林滹亦想到了这点,劝林徥道:“你便是再不喜欢,该要应酬的还是要应酬的,殿试未过,你职位还没定,若是让人觉得可以轻视你,该当如何是好?”林家如今也是有几分面子的,林徥又是家里的嫡子,凭着这身份,仕途本可顺坦些,但若是让人误以为林家不重视这个儿子,那就不好说了。
只是林徥偏还有一股轴劲儿,觉得今日家里的地位都是大哥、二哥挣来的,他实在没脸用,若和旁人一样的起点,反而更自在些。气得林征骂他:“哪儿找你这么迂的人?照你这么说,我和阿徹当初不也是沾皇贵妃的光?我们也该羞愧才是?事关你自己的前程,别这么天真。”只是也劝不动他,只得罢休。

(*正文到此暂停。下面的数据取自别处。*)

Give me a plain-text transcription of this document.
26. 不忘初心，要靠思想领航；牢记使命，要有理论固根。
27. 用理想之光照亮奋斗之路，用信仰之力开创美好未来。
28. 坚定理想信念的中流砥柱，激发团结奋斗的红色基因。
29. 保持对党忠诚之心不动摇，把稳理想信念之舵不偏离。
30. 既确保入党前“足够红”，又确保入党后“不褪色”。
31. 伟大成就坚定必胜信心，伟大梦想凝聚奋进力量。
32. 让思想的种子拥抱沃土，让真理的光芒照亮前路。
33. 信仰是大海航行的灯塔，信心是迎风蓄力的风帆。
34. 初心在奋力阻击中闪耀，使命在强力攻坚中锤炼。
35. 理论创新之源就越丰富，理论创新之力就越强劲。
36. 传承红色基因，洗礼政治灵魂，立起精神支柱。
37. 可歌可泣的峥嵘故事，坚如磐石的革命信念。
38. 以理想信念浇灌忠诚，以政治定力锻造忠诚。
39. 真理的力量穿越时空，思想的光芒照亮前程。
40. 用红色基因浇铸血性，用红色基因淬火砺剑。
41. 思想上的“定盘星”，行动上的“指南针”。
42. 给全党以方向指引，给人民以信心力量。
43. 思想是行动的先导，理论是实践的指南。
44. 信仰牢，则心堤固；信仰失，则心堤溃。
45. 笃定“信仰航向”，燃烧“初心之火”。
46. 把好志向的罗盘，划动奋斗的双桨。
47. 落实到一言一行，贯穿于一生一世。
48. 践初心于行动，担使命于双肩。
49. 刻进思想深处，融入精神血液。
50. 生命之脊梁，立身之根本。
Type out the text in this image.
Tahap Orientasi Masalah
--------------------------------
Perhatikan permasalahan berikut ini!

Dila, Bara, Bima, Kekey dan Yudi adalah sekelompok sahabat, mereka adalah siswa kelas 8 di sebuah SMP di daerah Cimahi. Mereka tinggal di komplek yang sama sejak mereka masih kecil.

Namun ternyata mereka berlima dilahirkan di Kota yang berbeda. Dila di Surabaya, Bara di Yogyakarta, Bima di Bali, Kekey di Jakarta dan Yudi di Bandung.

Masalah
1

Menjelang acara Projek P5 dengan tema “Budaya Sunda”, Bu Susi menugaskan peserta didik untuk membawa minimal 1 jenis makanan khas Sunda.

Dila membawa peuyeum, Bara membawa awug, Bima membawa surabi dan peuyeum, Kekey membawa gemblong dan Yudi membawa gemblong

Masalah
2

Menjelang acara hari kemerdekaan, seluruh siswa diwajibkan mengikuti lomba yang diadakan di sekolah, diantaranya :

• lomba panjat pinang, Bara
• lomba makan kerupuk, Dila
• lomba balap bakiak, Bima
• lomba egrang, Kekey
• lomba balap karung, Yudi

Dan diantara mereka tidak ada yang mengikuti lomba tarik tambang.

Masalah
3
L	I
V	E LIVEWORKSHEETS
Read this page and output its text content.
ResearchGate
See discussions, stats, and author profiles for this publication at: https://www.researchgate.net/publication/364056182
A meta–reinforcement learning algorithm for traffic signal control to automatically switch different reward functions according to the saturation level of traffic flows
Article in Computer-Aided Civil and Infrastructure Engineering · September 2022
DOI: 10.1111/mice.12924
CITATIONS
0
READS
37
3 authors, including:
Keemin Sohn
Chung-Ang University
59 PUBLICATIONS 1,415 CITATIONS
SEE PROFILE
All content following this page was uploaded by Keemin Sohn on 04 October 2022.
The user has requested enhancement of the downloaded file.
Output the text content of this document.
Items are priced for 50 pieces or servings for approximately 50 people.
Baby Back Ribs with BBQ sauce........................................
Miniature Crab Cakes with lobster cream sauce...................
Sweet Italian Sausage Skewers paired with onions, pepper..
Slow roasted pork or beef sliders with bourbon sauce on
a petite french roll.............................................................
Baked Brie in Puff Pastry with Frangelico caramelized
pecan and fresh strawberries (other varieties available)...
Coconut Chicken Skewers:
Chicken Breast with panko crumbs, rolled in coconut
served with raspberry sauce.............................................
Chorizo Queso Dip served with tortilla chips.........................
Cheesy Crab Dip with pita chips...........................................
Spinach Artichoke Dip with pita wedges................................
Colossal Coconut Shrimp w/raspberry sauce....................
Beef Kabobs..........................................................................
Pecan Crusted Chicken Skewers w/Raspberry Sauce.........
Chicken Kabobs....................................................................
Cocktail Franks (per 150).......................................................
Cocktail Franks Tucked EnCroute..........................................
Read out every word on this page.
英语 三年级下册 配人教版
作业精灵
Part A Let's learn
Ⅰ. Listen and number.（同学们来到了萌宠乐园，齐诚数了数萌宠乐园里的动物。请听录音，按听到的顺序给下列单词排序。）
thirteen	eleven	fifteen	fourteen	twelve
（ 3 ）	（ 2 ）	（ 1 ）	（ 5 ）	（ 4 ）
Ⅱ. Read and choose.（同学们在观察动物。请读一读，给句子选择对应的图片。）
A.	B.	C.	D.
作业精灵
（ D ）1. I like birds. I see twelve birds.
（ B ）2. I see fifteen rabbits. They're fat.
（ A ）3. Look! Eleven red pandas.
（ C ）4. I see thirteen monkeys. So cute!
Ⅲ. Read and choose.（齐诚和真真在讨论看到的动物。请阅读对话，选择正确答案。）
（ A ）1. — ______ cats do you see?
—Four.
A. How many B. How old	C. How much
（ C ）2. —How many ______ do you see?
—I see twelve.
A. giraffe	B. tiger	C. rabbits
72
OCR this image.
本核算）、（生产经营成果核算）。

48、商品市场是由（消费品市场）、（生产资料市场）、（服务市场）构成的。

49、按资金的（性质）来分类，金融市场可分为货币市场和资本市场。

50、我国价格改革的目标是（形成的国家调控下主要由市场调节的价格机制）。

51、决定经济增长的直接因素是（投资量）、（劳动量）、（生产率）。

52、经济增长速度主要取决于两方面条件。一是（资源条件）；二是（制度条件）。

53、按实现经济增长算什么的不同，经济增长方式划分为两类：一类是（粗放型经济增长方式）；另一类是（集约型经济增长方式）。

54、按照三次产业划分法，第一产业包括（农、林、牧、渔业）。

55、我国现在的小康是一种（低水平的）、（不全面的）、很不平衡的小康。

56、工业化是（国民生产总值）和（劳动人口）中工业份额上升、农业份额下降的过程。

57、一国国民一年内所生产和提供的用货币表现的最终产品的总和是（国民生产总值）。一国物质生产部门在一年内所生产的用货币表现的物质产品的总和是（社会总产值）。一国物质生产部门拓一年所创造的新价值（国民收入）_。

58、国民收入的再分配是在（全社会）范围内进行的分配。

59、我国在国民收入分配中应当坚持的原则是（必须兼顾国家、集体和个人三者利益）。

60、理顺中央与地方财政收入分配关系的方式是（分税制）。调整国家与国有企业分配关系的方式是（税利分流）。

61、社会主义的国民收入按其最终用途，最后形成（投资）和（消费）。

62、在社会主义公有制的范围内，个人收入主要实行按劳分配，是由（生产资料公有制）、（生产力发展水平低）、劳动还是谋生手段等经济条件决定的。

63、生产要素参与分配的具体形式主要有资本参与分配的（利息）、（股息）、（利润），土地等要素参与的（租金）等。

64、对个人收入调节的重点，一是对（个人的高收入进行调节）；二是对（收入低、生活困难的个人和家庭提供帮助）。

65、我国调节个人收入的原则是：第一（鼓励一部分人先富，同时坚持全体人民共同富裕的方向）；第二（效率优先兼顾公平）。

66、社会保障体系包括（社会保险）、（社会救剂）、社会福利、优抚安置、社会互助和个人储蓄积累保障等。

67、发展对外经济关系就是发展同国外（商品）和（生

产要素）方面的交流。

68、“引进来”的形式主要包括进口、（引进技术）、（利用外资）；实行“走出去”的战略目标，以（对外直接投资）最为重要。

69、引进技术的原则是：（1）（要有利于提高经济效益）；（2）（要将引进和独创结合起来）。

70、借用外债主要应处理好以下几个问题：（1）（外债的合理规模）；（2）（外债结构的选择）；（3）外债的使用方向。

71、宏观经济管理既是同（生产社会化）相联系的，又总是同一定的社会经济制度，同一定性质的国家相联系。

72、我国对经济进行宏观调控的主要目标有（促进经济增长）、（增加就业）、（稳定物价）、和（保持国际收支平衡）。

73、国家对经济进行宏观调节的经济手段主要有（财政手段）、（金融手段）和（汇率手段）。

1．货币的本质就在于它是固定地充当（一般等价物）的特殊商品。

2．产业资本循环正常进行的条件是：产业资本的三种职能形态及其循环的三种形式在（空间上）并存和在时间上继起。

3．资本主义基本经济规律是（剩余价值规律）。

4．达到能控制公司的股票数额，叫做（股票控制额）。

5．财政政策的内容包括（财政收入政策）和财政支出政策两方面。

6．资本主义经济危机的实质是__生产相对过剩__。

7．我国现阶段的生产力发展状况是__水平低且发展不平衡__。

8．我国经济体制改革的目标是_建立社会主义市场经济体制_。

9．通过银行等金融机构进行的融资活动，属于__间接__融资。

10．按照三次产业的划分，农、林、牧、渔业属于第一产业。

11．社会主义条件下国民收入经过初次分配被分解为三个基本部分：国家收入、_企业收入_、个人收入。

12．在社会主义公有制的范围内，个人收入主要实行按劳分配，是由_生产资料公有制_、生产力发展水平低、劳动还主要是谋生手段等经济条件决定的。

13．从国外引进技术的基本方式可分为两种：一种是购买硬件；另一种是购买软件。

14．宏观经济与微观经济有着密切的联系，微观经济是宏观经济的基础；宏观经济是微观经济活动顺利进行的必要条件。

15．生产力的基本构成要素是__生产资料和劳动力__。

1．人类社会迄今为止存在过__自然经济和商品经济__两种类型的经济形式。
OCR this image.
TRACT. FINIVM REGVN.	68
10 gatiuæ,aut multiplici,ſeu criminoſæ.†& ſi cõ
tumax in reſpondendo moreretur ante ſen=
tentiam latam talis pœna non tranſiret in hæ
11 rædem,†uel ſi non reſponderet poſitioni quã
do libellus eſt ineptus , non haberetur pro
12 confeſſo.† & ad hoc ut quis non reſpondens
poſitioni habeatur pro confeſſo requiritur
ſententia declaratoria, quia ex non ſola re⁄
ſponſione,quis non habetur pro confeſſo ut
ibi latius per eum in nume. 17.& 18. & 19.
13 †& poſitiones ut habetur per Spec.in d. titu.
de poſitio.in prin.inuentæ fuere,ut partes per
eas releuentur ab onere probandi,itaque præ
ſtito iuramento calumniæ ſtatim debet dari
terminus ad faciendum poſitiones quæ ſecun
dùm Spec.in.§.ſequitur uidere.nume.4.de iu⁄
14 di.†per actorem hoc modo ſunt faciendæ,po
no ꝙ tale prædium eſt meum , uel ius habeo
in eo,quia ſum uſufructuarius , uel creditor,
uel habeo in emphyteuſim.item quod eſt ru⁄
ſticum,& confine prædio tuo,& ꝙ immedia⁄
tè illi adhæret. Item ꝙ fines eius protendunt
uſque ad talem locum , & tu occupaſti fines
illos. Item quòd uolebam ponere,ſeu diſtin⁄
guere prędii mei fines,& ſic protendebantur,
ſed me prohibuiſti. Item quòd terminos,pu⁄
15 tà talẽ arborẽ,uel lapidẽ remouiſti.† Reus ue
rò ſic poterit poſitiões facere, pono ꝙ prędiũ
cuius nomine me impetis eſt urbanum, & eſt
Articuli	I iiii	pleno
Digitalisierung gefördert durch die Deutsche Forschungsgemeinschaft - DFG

只可惜林徥为几栀牵肠挂肚的,几栀自己却毫无察觉,或许以她的冰雪聪明,也看出了一点端倪,但她的心性,未来几十年的目标都定好了,父母、生死尚不能阻止她的脚步,何况是区区儿女情长?更何况林徥又订了亲,她便是情窦初开,也决计想不到他身上去。林徥又何尝不懂这样的道理?只是人要是完全控制得住自己的情绪,那与草木有何分别呢?好在他还算理智,知道这感情露出来也只是害人害己,便把自己锁在屋中,谁也不见。旁人只当他是不满意成绩,也怕他生气,并不敢多与他说什么。倒是宋氏知他心思,馥环、几栀、迎春同去桐城这样大的事,家里也准备了许久,又是安排下人,又是安排车马的,愣是没人到他院子里去多话。只是没人来说,他自己却又禁不住担心,自己也觉得实在没意思。
倒是迎春,这次跟着几栀一起出去,众人都当她是为了躲避娘家人,她自己其实也说不清为什么。从来都是她被人推着走,老太太、二太太、大老爷怎么安排的,她就得怎么去做,不管对自己好不好。都说她离开孙家是破釜沉舟之举,其实她自己清楚,即使这么大的事,她也是被黛玉、被奶娘丫头们推着做的,并不算她自己的决定。其实便就是不跟着几栀走,京里的医馆还照旧开着,甚至馥环别的生意也能带着她,但她有生以来,头一回这么强烈地想要去做一件事。